Slovaquie : l’affaire de TV Markiza illustre l’urgence de garanties d’indépendance éditoriale, conformément au droit européen

Les plaintes successives de pressions exercées sur la rédaction de TV Markiza par la direction de la principale chaîne privée du pays constituent un test décisif pour ses propriétaires. Reporters sans frontières (RSF) leur enjoint de prendre des mesures spécifiques pour protéger l'indépendance éditoriale de la rédaction, en conformité avec la loi européenne sur la liberté des médias. 
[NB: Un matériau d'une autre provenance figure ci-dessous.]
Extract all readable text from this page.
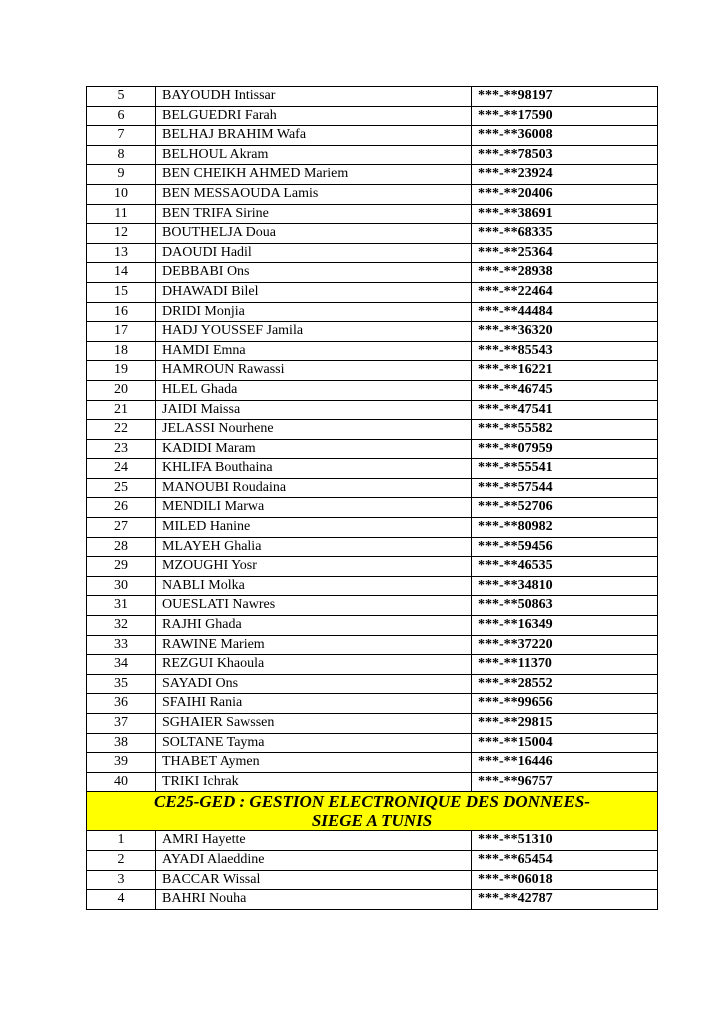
5	BAYOUDH Intissar	***-**98197
6	BELGUEDRI Farah	***-**17590
7	BELHAJ BRAHIM Wafa	***-**36008
8	BELHOUL Akram	***-**78503
9	BEN CHEIKH AHMED Mariem	***-**23924
10	BEN MESSAOUDA Lamis	***-**20406
11	BEN TRIFA Sirine	***-**38691
12	BOUTHELJA Doua	***-**68335
13	DAOUDI Hadil	***-**25364
14	DEBBABI Ons	***-**28938
15	DHAWADI Bilel	***-**22464
16	DRIDI Monjia	***-**44484
17	HADJ YOUSSEF Jamila	***-**36320
18	HAMDI Emna	***-**85543
19	HAMROUN Rawassi	***-**16221
20	HLEL Ghada	***-**46745
21	JAIDI Maissa	***-**47541
22	JELASSI Nourhene	***-**55582
23	KADIDI Maram	***-**07959
24	KHLIFA Bouthaina	***-**55541
25	MANOUBI Roudaina	***-**57544
26	MENDILI Marwa	***-**52706
27	MILED Hanine	***-**80982
28	MLAYEH Ghalia	***-**59456
29	MZOUGHI Yosr	***-**46535
30	NABLI Molka	***-**34810
31	OUESLATI Nawres	***-**50863
32	RAJHI Ghada	***-**16349
33	RAWINE Mariem	***-**37220
34	REZGUI Khaoula	***-**11370
35	SAYADI Ons	***-**28552
36	SFAIHI Rania	***-**99656
37	SGHAIER Sawssen	***-**29815
38	SOLTANE Tayma	***-**15004
39	THABET Aymen	***-**16446
40	TRIKI Ichrak	***-**96757
CE25-GED : GESTION ELECTRONIQUE DES DONNEES- SIEGE A TUNIS		
1	AMRI Hayette	***-**51310
2	AYADI Alaeddine	***-**65454
3	BACCAR Wissal	***-**06018
4	BAHRI Nouha	***-**42787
Les négociations sur les garanties d'indépendance éditoriale entre la direction de la plus grande chaîne privée slovaque, TV Markiza, et ses journalistes semblaient sur le point d'échouer, ce mercredi 5 juin. Si la direction s'est engagée à respecter “le journalisme basé sur les faits”, elle a aussi suggéré que les employés “incapables d'accepter [son] cadre éthique et [ses] normes professionnelles” démissionnent. 
Or, c’est bien le cadre d’exercice de la rédaction de la chaîne qui est questionnée par ses journalistes. Certains affirment subir des pressions motivées, selon eux, par la volonté de leur propriétaire d'entretenir de bonnes relations avec le nouveau gouvernement. Dans certains cas, des journalistes auraient été dissuadés de poser des questions critiques aux membres du gouvernement et d'accorder du temps d'antenne à leurs détracteurs. Le conflit a atteint son paroxysme le 26 mai, lorsque Michal Kovacic, le présentateur d’un débat politique populaire, “Na telo”, a dénoncé “les pressions venant non seulement des politiciens, mais aussi de notre propre direction”

La direction de TV Markiza a réfuté ces accusations qualifiées d’“incorrectes et injustifiées” et accusé le journaliste – soutenu par 120 de ses collègues – d'avoir “abusé du temps d'antenne pour présenter ses propres opinions”. Le tout avant de suspendre le présentateur et son émission, boycottée depuis plusieurs semaines par la majorité au pouvoir, dont les représentants avaient qualifié TV Markiza de média “hostile”. Ils ont menacé de retirer la publicité allouée par l’État à la chaîne. Deux ministres ont par ailleurs accusé la rédaction d'activisme politique dans une tentative de menacer tout accord avec la direction.

Membre de l’Union européenne, la Slovaquie doit endosser la législation sur les médias appelée l'Acte européen pour la liberté des médias (EMFA) qui appelle à des garanties d’indépendance éditoriale pour les médias publics comme privés. L’affaire de TV Markiza est une illustration de la nécessité de tels garde-fous. 

“Les plaintes concernant les pressions exercées sur les journalistes de TV Markiza doivent être prises au sérieux. Ses propriétaires, CME et PPF, doivent prendre des mesures spécifiques pour garantir l'indépendance éditoriale de la chaîne, ainsi que la transparence de leurs activités avec l'État. Ce faisant, les sociétés ne feraient qu’appliquer la loi européenne sur la liberté des médias récemment adoptée. Les menaces pesant sur TV Markiza sont un test décisif pour la capacité des entreprises à protéger leurs rédactions dans toute l'Europe contre les pressions économiques et politiques.

Pavol Szalai
responsable du bureau UE-Balkans de RSF

Comme 42 autres chaînes dans six pays d’Europe centrale et orientale, TV Markiza est exploitée par Central European Media Enterprises (CME), qui appartient depuis 2020 au PPF, basé à Prague. Un groupe actif dans les domaines des médias, des transports ou des télécommunications. 

Des demandes dans l'esprit de la législation européenne

Dans l'esprit de la législation européenne, qui a été votée le 13 mars dernier et entrera en vigueur dans les prochains mois, RSF appelle :

  • la direction de TV Markiza à poursuivre les négociations avec les représentants des journalistes sur la mise en œuvre de garanties d'indépendance éditoriale ;
  • la société CME à publier régulièrement des informations détaillées sur la publicité perçue par l’État en Slovaquie et le groupe PPF à informer publiquement de ses contacts commerciaux avec les autorités du pays et ce dans tous les secteurs économiques de ses activités.
  • le gouvernement slovaque à s'abstenir de toute pression politique sur TV Markiza et à ne pas intervenir dans les négociations entre la direction et la rédaction. 

Perdant douze places depuis l'année dernière, la Slovaquie est classée 29ème sur 180 pays dans le Classement mondial de la liberté de la presse 2024 de RSF.